「“第三世界”という言葉はあまり好きではありません。私たちは皆、ひとつの世界なのです。人々に知ってほしいのは、人類の大半が苦しんでいるということです」

- 1929年5月4日~1993年1月20日
- ベルギー出身
- 女優、人道活動家、ファッションアイコン
- 『ローマの休日』でアカデミー主演女優賞を受賞し、その気品ある美しさと演技で世界的な人気を博した。晩年はユニセフ親善大使として世界各地の子どもたちを支援し、映画界と人道活動の両面で深い影響を残した。
英文
“The ‘Third World’ is a term I don’t like very much because we’re all one world. I want people to know that the largest part of humanity is suffering.”
日本語訳
「“第三世界”という言葉はあまり好きではありません。私たちは皆、ひとつの世界なのです。人々に知ってほしいのは、人類の大半が苦しんでいるということです」
解説
この名言は、世界を分断する言葉に対する違和感と、人類全体の連帯を訴える姿勢を端的に表現している。「Third World(第三世界)」という表現は、しばしば経済的・社会的に「遅れた」地域を指す言葉として使われてきたが、オードリー・ヘプバーンはそこに無意識の差別や距離感があることに敏感であった。彼女は、地理や発展度によって人間を分類するのではなく、「私たちは皆同じ世界の一部」であるという視点を強く持っていた。
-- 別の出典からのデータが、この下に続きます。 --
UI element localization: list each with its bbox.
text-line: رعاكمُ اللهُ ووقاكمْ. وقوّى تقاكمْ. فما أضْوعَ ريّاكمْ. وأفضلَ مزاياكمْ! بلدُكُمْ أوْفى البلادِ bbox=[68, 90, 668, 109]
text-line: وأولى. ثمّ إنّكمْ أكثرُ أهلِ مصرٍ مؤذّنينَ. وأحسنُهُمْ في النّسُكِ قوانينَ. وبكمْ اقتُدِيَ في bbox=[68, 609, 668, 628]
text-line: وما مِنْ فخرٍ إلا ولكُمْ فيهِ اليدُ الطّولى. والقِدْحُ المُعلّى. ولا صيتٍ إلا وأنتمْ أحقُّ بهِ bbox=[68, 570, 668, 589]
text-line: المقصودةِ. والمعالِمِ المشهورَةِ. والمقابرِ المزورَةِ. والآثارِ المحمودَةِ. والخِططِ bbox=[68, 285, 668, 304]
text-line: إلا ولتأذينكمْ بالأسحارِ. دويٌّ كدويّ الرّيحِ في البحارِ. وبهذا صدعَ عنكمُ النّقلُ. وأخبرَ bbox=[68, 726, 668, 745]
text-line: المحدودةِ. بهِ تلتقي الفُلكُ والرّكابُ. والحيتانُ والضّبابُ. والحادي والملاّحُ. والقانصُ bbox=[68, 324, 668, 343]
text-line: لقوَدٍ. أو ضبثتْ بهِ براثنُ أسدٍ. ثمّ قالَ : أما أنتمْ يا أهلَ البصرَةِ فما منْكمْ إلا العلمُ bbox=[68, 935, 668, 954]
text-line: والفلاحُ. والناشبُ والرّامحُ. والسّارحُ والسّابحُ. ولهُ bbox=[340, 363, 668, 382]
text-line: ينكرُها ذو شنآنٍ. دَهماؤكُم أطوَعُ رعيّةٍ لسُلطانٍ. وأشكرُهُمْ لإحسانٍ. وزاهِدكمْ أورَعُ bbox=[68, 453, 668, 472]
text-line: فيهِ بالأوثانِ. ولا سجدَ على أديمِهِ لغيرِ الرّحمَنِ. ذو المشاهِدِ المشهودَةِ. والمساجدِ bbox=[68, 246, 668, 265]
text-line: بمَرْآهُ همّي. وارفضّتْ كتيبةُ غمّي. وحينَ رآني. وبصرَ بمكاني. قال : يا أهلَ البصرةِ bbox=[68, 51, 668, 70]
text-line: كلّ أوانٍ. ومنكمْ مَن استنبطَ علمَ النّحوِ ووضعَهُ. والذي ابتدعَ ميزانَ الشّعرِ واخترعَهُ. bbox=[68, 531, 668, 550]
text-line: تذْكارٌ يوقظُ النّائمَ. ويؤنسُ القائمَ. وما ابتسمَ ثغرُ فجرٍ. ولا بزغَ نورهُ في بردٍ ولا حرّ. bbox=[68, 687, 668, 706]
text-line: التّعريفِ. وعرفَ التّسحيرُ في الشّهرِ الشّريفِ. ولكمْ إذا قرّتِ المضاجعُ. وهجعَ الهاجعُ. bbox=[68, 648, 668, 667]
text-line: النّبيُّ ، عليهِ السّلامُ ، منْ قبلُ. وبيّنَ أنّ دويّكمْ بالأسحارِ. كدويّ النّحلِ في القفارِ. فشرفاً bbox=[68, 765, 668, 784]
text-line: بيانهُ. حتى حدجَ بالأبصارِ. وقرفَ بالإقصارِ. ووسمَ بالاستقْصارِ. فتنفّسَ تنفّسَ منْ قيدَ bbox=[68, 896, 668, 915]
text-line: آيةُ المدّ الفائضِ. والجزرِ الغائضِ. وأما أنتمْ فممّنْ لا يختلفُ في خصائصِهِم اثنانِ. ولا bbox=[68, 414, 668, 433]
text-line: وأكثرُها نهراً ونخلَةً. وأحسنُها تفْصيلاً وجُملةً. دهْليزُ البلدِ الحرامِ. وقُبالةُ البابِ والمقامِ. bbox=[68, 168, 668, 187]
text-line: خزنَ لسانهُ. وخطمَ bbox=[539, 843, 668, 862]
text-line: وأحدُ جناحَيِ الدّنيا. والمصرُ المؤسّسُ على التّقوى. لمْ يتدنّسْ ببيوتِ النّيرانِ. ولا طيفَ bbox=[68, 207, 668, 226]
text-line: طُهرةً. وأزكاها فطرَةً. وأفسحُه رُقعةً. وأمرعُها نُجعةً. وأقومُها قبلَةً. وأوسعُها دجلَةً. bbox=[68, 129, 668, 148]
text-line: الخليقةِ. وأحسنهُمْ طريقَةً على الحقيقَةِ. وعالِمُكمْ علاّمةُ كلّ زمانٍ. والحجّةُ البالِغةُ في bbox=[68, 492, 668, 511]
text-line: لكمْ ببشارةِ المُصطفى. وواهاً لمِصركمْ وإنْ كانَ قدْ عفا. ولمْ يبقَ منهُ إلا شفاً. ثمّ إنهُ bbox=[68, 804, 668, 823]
この言葉の背景には、ユニセフの親善大使として訪れたアフリカやアジアの国々での体験がある。そこで彼女は、無数の子どもたちや家族が飢えや病に苦しむ現実を目の当たりにし、「他人ごと」として扱われているその苦しみを、もっと近くに感じてほしいという願いを抱くようになった。「人類の大半が苦しんでいる」という一文には、統計ではなく、実感としての痛みと憂いがにじんでいる。
現代社会においても、情報や技術のグローバル化が進む一方で、経済格差や人道的危機は依然として深刻である。この名言は、言葉による分断ではなく、共感と連帯による理解を選ぶことの重要性を静かに、しかし力強く語っている。「ひとつの世界」という考え方は、単なる理想ではなく、苦しむ人々に目を向けるための出発点となるという、深い倫理観に基づいた名言である。